该函数将RDD中元素和一个唯一ID组合成键/值对，该唯一ID生成算法如下：

每个分区中第一个元素的唯一ID值为：该分区索引号，

每个分区中第N个元素的唯一ID值为：(前一个元素的唯一ID值) + (该RDD总的分区数)

/** 
 * Zips this RDD with generated unique Long ids. Items in the kth partition will get ids k, n+k, 
 * 2*n+k, ..., where n is the number of partitions. So there may exist gaps, but this method 
 * won't trigger a spark job, which is different from [[org.apache.spark.rdd.RDD#zipWithIndex]]. 
 * 
 * Note that some RDDs, such as those returned by groupBy(), do not guarantee order of 
 * elements in a partition. The unique ID assigned to each element is therefore not guaranteed, 
 * and may even change if the RDD is reevaluated.
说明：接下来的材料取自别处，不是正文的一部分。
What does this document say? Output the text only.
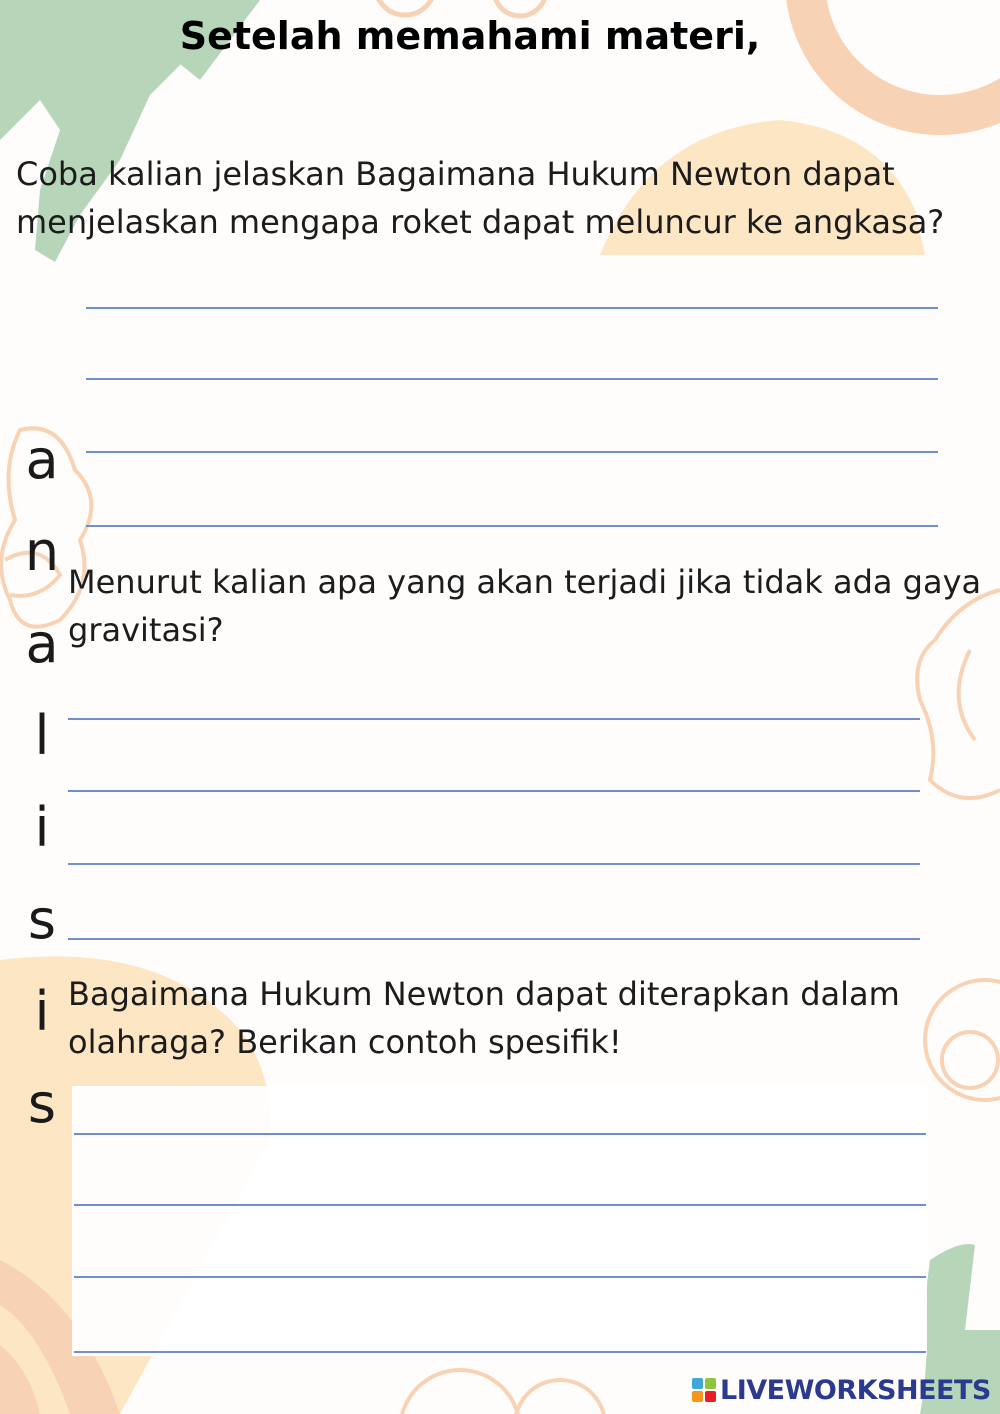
Setelah memahami materi,

Coba kalian jelaskan Bagaimana Hukum Newton dapat menjelaskan mengapa roket dapat meluncur ke angkasa?

Menurut kalian apa yang akan terjadi jika tidak ada gaya gravitasi?

Bagaimana Hukum Newton dapat diterapkan dalam olahraga? Berikan contoh spesifik!

a
n
a
l
i
s
i
s
LIVEWORKSHEETS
If a fixed ordering is required to guarantee 
 * the same index assignments, you should sort the RDD with sortByKey() or save it to a file. 
 */ 
  def zipWithUniqueId(): RDD[(T, Long)] = withScope { 
  val n = this.partitions.length.toLong

//k为分区索引 
  this.mapPartitionsWithIndex { case (k, iter) =>

//i为每个分区元素在自己分区的索引 
    iter.zipWithIndex.map { case (item, i) =>

//i*n+k:基准值为该分区的索引，每次增加分区数目*每个分区元素在自己分区的索引的距离 
      (item, i * n + k) 
    } 
  }

实例如下：

scala> var rdd1 = sc.makeRDD(Seq("A","B","C","D","E","F"),2)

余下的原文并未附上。